I’m selling a lightly used home theater system on Craigslist and after a week of no activity and no interest I sudden got an email from someone who says they’ll pay full price plus a few dollars if I’ll accept a money order. Now obviously that’s suspicious, but I dunno, maybe it’s legit. Should I accept a money order as payment for stuff I am selling on Craigslist?
No you should not.
Let me explain the why’s and wherefore’s, though, so you understand why this is a tricky way to separate you from your stereo system or other expensive electronics.
I’ll start by saying that I have also experienced this sort of thing, and the email I got from the buyer looked like this:
Subject: Re: Philips HTS8100 compact home theater system (North Boulder, Colorado)
I am willing to pay your asking price.I will pay by money order as its the only way i can pay you at the moment.I will make arrangement for the pick-up after payment have been received by you. I dont mind adding an extra twenty dollars so you can keep it in my favor.Please take the posting off craigslist today and consider it sold to me.
Now, in addition to the whole payment thing and the strange not minding paying an extra $20 for no reason (what legitimate buyer offers to pay more than the asking price?) I also noticed that her email address indicated she was “Suzan”, but she signed it “Susan”. Quite unlikely to be her (or his) real name.
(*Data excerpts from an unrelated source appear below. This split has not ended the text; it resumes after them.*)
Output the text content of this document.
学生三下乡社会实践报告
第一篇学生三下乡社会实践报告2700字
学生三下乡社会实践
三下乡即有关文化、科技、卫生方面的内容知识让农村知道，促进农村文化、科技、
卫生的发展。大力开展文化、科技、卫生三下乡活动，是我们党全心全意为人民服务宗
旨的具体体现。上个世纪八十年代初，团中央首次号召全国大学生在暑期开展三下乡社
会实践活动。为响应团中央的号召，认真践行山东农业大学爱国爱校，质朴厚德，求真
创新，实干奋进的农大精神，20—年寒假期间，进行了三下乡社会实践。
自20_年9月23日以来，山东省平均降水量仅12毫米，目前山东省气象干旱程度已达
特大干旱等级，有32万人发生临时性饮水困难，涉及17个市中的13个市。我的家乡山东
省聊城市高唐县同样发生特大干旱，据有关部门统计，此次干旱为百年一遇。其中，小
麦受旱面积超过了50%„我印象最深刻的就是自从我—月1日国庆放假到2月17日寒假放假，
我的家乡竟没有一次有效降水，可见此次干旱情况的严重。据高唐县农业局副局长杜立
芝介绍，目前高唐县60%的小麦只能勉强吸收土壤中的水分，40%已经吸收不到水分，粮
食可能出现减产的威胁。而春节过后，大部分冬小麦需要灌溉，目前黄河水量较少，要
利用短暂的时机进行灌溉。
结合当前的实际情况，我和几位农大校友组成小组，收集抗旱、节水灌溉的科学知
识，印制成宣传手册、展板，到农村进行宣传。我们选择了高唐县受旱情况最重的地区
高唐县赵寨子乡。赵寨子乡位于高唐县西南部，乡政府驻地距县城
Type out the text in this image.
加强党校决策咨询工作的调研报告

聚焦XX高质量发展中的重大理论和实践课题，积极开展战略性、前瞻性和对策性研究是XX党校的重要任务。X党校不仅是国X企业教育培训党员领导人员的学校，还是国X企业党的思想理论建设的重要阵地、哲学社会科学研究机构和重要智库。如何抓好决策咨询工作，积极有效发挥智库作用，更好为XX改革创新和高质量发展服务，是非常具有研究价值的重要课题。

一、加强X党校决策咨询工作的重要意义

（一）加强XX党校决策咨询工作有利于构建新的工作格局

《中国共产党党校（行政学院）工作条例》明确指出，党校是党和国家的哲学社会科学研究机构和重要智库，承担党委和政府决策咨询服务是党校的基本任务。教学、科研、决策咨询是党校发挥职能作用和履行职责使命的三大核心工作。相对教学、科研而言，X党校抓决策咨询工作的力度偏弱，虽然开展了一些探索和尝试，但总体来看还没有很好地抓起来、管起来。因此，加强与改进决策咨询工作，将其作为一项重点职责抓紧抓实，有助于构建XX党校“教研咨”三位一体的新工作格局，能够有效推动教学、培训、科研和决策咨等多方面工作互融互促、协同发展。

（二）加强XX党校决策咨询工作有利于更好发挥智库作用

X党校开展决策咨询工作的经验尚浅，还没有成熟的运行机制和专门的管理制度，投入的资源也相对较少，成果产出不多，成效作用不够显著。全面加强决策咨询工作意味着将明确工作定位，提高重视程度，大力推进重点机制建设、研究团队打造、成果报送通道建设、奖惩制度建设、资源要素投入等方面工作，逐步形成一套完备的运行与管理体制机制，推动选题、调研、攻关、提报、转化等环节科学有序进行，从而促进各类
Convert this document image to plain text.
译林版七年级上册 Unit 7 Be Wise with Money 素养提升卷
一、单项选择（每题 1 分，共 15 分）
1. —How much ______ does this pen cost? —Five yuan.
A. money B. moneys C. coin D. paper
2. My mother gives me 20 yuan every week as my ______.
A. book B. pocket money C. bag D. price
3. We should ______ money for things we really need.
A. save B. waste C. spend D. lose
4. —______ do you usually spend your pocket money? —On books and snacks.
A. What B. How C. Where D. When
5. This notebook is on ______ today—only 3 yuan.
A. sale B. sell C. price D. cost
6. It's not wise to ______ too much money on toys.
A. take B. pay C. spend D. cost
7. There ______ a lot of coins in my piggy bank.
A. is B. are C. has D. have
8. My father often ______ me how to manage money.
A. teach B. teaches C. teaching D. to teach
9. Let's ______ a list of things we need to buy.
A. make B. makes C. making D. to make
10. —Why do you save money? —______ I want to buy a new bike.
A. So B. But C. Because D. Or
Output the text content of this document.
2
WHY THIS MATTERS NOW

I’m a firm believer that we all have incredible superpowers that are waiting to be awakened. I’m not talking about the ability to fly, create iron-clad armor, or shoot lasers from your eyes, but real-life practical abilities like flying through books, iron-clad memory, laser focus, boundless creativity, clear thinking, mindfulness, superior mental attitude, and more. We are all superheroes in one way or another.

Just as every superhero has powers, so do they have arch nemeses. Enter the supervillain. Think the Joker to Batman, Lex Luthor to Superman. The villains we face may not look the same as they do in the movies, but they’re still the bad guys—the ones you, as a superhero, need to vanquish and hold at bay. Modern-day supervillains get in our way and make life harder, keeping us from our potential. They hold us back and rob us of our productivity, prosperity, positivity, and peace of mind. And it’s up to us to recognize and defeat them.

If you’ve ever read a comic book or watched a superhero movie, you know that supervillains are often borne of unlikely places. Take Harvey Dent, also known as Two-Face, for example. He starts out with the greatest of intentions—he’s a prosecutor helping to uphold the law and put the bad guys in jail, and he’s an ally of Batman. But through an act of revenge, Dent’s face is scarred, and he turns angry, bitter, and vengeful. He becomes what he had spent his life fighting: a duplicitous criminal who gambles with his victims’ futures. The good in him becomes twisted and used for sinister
More importantly, the words money order have become a flashing red warning sign in the world of ecommerce and auctions, and, heck, the very top of the email from the potential seller said:
To test out whether it was a scam or not, I responded with: “I’m afraid that’s not going to work for me. I only accept cash, as I indicated in the advert.” and, of course, never heard back.
But I was curious: how does this Craigslist (or, presumably, eBay or any other transaction) scam work? So I dug around a bit and here’s what I found from the US Postal Service, in a document ominously titled Top Six Counterfeit Check or Money Order Schemes [PDF]:
“You place goods for sale online. The perpetrator poses as a buyer, sends you a check or money order for more than the purchase price, and asks you to wire the excess money to a third party (often someone in a foreign country who allegedly handles shipping logistics). This scheme may be used for large items sales, such as automobiles, motorcycles, or boats.”
Gosh, that sure sounds like what the buyer had suggested!
The Postal Inspectors document goes on to explain what happens in these cases:
“You deposit the check into your account and wire the money to the contact (the employer, shipper, cyber-soulmate, businessman, etc.) when the funds are posted to your bank account. Few consumers realize that, while banks are required to post checks within a matter of days, it generally takes weeks for a check to clear. Weeks later the bank notifies you that the check was counterfeit or stolen, and you are responsible for the full value of the deposited check.”
Phew! The short answer is what I gave at the beginning: Just say no!
Good luck and be careful out there, whether you’re on eBay, Craigslist or just selling something through your local newspaper.